The only thing I’ll say in defence of girls who ignore contact is that it seems girls, if they are in any way pretty or nice sounding, will get inundated with messages from all kinds of eejits just looking for a shag, to the point where most girls profiles, rather than using the space to sell themselves use it to request no dick pics, hookups, one night stands, liars, cheats, married men, etc…the list of “what I don’t wants” is endless which just puts an annoying negative spin on everything. Basically, seen one profile and you’ve seen them all. The rare positive and interesting ones that stand out are what attract me but I still get ignored when I message!
I’ve dated through the current Covid situation. What I’ve found is that there’s a lot less people willing to date because of restrictions of course but one benefit is that you can get more time to get to properly know someone and date in stages, ie – make a connection, chat on the dating site, swap numbers, video call etc.. It helps filter out fake connections and gives you a better chance of compatibility when you finally do get to meet if you’ve interacted with someone in multiple different ways and seen their body language, heard their voice etc.. As of early 2021 though, the online dating scene seems to have gone incredibly quiet, perhaps because the current situation with Covid is worse then it’s been before.

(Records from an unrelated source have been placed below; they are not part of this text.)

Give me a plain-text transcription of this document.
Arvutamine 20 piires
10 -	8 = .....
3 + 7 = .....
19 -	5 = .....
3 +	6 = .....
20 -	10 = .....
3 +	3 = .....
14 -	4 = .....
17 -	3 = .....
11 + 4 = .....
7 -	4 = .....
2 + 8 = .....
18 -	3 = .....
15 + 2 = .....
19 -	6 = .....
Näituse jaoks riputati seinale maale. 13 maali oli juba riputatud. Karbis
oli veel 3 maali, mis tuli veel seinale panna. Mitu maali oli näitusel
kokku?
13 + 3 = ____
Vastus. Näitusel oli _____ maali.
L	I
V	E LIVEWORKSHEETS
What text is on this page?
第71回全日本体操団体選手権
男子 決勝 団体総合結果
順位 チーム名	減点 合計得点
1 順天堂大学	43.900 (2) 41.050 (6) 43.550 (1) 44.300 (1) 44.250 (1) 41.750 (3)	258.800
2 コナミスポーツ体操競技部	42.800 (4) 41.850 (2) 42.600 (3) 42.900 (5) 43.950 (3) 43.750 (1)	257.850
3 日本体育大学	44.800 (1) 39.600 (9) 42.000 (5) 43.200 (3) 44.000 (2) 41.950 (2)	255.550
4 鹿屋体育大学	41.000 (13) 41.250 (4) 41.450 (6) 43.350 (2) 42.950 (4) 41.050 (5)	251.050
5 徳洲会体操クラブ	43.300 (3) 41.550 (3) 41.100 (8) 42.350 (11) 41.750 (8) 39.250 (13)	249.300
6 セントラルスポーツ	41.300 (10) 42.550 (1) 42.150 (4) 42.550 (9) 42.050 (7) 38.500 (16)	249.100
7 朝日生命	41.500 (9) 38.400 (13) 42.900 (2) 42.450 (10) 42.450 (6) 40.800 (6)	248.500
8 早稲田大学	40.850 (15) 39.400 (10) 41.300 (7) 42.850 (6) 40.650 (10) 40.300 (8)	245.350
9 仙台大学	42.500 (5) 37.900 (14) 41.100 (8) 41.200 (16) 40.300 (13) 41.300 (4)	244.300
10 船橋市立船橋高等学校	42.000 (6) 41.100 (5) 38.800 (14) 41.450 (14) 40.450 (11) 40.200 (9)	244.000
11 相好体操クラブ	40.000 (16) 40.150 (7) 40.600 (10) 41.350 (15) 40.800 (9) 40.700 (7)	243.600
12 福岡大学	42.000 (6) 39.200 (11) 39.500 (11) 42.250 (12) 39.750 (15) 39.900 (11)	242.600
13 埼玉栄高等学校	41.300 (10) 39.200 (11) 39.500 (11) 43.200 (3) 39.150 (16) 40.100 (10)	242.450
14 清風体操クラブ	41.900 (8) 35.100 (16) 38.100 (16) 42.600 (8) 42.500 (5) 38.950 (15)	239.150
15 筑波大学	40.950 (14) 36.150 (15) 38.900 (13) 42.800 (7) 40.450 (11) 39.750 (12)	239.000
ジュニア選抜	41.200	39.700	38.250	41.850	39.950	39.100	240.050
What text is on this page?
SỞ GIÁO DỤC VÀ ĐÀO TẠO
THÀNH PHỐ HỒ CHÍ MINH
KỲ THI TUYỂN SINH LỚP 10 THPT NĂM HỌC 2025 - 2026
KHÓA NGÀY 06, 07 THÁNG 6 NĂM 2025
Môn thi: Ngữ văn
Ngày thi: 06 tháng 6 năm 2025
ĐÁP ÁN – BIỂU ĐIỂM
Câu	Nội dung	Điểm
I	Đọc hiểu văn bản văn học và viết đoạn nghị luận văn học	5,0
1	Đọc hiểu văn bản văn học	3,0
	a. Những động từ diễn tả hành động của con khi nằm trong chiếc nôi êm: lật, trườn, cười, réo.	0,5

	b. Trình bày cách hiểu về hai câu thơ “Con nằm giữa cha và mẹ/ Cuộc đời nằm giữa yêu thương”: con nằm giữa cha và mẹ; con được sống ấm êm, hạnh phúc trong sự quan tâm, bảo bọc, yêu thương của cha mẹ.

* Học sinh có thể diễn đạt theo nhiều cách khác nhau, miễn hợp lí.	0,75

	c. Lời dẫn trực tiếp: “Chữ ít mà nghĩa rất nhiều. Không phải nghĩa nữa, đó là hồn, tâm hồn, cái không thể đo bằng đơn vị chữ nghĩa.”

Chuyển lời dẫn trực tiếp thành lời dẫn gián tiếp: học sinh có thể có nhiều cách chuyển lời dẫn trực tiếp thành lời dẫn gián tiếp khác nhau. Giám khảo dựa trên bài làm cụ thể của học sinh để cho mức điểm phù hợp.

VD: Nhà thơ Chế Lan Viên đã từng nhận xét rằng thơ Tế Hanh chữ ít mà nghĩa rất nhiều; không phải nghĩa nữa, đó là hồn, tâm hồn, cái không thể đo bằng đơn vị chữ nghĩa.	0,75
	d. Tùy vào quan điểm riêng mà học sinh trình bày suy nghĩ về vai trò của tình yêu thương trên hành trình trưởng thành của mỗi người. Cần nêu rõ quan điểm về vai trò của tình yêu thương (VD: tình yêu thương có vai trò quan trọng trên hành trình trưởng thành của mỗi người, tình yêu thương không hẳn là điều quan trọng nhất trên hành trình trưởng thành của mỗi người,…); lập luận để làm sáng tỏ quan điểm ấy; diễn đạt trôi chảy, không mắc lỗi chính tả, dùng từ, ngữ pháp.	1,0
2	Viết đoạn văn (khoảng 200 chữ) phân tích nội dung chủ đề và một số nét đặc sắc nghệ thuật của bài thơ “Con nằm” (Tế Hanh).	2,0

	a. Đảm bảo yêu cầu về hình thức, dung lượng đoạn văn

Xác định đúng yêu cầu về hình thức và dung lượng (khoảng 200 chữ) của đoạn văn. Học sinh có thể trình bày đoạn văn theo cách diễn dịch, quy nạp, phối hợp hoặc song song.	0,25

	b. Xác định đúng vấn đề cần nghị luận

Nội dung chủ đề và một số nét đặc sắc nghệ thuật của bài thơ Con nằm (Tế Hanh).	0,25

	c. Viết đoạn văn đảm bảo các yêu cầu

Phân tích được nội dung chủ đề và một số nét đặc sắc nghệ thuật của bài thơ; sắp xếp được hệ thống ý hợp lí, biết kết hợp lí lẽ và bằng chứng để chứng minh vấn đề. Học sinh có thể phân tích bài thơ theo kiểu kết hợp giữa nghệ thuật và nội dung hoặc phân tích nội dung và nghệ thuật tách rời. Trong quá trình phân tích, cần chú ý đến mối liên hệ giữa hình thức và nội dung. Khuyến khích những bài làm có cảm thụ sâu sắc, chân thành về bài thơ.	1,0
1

The best thing about Online Dating
I have to say that online dating is probably the best and most efficient way of meeting a potential partner in this day and age. It’s just a very efficient, easy and logical way to meet people with similar interests? Yes it’s a bit like online shopping for a partner and feels a little weird initially but you do actually get to meet people in real life eventually and many people have met their life partners online. I’ve not met “The one” yet but I’ve met some cool people, made friends, learned a lot about myself, had some fun and good experiences and I’ve no doubt I’ll meet someone compatible at some stage!